Из всех криков и шепота за столом можно было понять, что у девушки, сидевшей рядом с Сережей, заболела дочь и к ней вызвали «скорую помощь». Врач, приехавший со «скорой помощью», (молодой парень в какой-то странной полувоенной форме), раньше любил мать девочки, и она его, кажется, тоже, и поэтому в момент встречи в коридоре у них были сильные переживания и вскрики. Сережа при этом окончательно сполз на край стула. Когда врач вышел от девочки и сказал, что опасность миновала, мать вытерла исплаканные глаза и спросила почти с ненавистью:.

— Ты что, хочешь сказать, что спас ее?

— Нет, зачем же, — благородно ответил врач. — Зачем ты так говоришь?

— Я знаю, я вижу — ты все подстроил. Ты меня всюду преследуешь и теперь тоже. Зачем? Почему ты не оставишь меня в покое после всего, что было? Чего ты добиваешься?

— Это неправда — я ничего не подстраивал. Ты сама знаешь, что это неправда.

— Тебе мало, что я ни одного дня не могу о тебе не думать.
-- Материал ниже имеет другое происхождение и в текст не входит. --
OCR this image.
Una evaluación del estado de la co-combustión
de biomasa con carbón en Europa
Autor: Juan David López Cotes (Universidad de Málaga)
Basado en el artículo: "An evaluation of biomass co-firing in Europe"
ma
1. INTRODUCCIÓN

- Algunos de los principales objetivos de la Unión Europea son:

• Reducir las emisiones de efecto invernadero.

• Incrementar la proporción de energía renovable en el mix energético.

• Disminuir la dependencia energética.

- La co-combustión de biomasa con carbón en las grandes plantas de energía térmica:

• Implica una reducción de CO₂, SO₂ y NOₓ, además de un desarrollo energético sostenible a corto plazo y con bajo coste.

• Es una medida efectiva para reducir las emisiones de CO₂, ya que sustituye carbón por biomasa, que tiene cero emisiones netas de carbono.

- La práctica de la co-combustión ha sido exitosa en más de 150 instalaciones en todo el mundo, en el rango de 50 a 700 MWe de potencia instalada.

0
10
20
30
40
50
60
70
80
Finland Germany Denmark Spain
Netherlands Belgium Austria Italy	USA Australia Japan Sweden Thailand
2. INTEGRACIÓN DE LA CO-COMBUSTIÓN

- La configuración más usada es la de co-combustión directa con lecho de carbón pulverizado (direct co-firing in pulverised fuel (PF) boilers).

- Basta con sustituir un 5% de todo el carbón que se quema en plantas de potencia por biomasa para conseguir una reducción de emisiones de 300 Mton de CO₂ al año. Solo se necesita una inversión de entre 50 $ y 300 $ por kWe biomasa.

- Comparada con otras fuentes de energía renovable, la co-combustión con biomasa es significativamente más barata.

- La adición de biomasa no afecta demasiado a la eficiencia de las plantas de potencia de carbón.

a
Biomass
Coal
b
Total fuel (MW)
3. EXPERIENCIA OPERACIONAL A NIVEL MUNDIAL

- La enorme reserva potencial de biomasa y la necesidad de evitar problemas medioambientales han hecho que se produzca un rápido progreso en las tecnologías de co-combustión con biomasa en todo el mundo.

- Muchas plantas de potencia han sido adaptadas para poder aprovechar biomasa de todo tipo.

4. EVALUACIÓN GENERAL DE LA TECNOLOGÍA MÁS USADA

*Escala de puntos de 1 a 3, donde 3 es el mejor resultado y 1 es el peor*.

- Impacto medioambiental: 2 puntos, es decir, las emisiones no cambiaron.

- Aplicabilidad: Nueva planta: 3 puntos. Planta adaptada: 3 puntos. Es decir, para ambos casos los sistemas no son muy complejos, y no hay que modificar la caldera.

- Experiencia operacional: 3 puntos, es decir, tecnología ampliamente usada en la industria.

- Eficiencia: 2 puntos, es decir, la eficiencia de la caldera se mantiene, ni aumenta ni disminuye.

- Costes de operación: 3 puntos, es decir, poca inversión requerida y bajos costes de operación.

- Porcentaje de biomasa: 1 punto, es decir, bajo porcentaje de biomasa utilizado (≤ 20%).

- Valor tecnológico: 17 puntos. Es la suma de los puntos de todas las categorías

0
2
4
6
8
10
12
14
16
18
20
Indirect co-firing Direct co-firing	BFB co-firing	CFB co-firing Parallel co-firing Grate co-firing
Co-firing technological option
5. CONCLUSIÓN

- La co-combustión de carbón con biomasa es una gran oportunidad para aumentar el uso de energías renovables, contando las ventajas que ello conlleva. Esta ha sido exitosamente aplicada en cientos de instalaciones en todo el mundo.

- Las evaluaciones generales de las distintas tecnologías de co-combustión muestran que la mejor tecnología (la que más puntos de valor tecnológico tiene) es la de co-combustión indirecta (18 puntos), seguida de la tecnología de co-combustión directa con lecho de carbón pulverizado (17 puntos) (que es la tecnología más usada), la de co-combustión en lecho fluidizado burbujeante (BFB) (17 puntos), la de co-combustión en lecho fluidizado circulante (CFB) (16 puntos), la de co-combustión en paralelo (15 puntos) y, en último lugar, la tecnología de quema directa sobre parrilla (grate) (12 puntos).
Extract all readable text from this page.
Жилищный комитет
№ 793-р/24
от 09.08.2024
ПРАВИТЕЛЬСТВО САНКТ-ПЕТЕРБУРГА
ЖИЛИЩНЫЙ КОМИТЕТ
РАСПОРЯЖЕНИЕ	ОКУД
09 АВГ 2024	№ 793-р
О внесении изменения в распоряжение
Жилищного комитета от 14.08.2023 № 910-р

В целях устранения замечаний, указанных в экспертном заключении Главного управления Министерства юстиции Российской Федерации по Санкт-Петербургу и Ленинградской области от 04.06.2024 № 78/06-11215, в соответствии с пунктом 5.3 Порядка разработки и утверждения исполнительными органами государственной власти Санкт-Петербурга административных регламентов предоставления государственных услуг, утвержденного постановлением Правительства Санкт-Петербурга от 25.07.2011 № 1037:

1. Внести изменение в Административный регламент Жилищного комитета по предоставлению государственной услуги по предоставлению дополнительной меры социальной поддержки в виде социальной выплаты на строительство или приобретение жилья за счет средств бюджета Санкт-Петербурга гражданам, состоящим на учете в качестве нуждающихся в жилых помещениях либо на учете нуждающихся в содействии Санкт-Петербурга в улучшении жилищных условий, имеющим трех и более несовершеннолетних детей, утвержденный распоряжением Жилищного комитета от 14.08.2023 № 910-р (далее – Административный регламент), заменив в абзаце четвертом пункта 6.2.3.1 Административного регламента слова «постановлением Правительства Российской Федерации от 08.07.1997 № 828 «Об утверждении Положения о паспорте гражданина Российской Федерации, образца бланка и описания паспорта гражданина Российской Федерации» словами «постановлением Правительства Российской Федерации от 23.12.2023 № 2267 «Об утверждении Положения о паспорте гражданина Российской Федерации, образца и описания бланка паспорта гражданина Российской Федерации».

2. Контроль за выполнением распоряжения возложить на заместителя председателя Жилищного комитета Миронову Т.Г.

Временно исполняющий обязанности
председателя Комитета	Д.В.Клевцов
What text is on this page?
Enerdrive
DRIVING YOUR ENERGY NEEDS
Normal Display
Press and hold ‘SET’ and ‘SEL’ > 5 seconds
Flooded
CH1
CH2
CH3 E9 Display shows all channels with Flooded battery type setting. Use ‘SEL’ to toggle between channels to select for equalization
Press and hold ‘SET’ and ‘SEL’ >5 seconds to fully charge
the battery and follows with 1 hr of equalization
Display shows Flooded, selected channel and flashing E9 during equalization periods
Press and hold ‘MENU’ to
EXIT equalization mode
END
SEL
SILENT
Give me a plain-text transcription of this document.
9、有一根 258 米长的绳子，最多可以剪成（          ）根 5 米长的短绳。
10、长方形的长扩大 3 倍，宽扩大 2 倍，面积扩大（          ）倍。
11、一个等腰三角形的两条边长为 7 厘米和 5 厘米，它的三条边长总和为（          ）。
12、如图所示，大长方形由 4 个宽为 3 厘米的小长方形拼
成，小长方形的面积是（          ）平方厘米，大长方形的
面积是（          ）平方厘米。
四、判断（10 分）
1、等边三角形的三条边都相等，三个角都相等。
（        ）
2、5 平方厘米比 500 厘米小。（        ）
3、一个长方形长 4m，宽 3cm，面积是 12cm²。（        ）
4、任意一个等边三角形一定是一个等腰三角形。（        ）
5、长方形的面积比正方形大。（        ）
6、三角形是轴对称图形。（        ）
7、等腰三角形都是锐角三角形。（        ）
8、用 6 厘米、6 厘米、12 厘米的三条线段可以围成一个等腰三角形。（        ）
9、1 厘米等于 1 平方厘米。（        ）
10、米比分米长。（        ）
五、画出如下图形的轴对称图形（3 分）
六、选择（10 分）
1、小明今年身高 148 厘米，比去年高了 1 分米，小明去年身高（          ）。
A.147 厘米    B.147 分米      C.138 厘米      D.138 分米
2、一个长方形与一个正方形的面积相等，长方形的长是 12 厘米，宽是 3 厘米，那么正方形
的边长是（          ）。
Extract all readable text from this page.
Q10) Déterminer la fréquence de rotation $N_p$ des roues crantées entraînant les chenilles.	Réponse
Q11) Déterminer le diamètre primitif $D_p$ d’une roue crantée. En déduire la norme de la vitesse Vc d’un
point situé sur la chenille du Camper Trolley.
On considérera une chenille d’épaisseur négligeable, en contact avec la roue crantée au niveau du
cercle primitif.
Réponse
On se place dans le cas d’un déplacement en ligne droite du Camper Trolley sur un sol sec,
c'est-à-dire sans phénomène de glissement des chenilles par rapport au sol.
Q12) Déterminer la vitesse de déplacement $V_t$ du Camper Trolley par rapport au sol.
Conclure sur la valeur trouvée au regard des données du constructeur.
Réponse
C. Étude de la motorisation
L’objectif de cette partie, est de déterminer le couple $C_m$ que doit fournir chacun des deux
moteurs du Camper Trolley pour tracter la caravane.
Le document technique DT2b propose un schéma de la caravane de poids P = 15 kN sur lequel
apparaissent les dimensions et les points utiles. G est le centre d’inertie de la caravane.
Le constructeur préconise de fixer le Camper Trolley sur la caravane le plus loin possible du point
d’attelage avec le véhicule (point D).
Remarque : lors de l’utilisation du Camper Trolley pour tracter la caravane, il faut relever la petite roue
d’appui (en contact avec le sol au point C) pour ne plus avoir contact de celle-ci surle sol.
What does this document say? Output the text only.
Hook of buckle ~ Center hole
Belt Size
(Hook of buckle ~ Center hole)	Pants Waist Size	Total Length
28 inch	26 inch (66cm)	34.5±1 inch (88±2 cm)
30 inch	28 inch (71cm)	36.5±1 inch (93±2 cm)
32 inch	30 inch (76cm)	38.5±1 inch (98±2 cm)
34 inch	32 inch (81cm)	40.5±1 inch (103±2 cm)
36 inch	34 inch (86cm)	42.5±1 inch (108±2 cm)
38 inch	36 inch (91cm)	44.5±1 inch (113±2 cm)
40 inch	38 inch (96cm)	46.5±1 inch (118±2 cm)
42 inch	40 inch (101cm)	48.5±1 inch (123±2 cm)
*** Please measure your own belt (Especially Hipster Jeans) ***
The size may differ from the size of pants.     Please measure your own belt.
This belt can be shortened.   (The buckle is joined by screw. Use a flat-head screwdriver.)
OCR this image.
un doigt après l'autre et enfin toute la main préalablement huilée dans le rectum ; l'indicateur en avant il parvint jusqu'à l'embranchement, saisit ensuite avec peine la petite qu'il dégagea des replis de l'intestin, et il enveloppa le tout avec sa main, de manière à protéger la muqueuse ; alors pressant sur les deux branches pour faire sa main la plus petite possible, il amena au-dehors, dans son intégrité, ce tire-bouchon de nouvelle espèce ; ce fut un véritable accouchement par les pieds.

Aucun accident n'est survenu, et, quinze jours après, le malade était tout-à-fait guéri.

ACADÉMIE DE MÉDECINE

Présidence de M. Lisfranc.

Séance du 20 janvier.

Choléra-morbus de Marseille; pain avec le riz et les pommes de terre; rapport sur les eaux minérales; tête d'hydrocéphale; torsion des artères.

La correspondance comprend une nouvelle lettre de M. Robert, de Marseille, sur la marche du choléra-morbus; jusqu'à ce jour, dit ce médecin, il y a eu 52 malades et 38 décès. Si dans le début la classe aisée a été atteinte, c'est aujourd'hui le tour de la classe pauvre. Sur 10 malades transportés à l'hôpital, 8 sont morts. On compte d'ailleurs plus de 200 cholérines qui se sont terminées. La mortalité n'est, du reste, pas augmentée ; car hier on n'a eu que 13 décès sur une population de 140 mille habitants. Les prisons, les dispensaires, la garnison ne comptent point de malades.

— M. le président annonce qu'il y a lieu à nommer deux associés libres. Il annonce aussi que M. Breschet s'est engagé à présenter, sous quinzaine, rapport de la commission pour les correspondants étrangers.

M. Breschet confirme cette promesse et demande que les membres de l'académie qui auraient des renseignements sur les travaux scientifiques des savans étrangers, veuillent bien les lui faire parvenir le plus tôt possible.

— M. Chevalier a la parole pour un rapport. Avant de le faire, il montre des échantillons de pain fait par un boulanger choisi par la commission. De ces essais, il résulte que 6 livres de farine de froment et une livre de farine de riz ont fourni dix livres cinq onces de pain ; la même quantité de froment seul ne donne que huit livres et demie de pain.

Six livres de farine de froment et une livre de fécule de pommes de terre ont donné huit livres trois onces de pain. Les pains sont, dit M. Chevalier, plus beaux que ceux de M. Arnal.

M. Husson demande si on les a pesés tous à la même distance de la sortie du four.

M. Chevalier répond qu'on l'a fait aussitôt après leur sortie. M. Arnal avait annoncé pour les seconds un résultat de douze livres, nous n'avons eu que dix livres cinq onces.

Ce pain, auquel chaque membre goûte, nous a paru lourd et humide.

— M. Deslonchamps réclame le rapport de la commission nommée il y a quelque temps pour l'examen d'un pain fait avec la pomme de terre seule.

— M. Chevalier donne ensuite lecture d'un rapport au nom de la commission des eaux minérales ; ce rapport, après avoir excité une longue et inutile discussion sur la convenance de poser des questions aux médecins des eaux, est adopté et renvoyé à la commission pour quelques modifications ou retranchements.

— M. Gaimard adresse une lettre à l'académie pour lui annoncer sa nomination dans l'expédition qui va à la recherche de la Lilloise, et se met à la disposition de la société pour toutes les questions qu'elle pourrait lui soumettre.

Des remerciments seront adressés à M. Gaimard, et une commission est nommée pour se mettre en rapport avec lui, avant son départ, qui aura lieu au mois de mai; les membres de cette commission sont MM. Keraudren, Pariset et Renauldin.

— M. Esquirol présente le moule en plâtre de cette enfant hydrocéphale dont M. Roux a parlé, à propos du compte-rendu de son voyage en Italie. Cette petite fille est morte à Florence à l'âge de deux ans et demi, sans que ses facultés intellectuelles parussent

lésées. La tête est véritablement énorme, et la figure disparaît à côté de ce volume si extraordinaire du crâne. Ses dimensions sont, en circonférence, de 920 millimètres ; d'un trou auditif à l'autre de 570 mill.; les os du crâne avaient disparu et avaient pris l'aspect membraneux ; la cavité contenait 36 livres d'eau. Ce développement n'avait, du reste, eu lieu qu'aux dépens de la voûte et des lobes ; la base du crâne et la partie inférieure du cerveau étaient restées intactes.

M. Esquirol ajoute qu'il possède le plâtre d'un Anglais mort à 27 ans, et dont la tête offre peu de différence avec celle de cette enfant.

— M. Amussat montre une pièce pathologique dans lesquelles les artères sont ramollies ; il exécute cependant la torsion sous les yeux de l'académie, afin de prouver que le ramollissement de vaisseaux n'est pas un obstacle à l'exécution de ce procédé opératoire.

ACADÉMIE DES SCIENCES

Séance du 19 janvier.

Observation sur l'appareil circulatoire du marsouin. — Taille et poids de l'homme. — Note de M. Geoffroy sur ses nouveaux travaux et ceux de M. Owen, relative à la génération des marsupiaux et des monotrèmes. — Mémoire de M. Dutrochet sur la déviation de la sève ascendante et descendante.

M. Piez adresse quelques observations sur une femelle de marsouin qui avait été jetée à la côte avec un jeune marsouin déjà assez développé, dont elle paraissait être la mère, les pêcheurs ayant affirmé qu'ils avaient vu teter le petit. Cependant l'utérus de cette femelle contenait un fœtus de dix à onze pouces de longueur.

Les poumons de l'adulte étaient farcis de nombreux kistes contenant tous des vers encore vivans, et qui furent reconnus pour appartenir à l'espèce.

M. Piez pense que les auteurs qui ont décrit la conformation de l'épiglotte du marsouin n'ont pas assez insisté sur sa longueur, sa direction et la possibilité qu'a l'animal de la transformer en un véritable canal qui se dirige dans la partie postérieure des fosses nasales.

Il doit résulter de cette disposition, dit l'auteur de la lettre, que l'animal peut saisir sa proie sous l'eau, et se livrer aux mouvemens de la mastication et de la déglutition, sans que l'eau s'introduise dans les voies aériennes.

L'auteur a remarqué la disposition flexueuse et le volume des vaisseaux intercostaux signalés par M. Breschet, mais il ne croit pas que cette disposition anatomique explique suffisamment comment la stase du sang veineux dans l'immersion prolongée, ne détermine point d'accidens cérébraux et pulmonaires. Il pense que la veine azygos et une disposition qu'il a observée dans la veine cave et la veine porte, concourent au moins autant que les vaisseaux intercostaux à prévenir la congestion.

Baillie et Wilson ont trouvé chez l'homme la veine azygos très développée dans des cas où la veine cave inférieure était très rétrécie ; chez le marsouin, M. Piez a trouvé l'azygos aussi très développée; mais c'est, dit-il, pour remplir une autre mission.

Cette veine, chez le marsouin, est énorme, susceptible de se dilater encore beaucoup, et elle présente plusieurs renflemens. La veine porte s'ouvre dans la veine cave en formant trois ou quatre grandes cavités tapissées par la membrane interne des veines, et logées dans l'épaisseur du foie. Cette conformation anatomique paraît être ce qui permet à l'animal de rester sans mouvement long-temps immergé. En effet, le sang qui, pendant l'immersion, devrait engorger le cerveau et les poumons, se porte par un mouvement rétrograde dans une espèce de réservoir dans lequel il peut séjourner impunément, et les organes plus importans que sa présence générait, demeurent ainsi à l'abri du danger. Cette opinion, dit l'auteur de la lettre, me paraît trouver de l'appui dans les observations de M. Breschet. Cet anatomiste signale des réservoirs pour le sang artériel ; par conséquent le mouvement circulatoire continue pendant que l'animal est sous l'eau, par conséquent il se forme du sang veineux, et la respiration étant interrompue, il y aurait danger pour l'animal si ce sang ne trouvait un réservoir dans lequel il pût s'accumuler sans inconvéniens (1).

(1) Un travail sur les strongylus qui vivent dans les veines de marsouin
Этого мало. Теперь ты стал спасителем. Я обязана тебе жизнью ребенка. Вот ты стоишь тут и думаешь только о себе, любуешься — этакий благородный бескорыстный спаситель. Ха-ха-ха.

— Да нет там никакого «ха-ха-ха», — сказал вдруг драматург Всеволод и вынул из ладоней покрасневшее и расстроенное лицо. Нет там этого. И вообще ничего такого нет. Я удивлен… Так же нельзя, вы все переиначили. Я писал совсем о другом.

Он встал и, бормоча про себя «нет-нет, нельзя, невозможно», ушел за дверь. В наступившей тишине Сережа незаметно глянул из-за очков на соседнюю девушку — она аккуратно сворачивала в кулечек роль и всем лицом выражала терпеливое и привычное ожидание, когда кончатся окружающие капризы и ей можно будет продолжать работать. Никто не казался особенно огорченным или хотя бы удивленным. Сереже стало жаль своих переживаний за них и всегдашнего своего сочувствия к неудачникам казалось, оно пропадало впустую и никому не было нужно никто не признавал себя за неудачника.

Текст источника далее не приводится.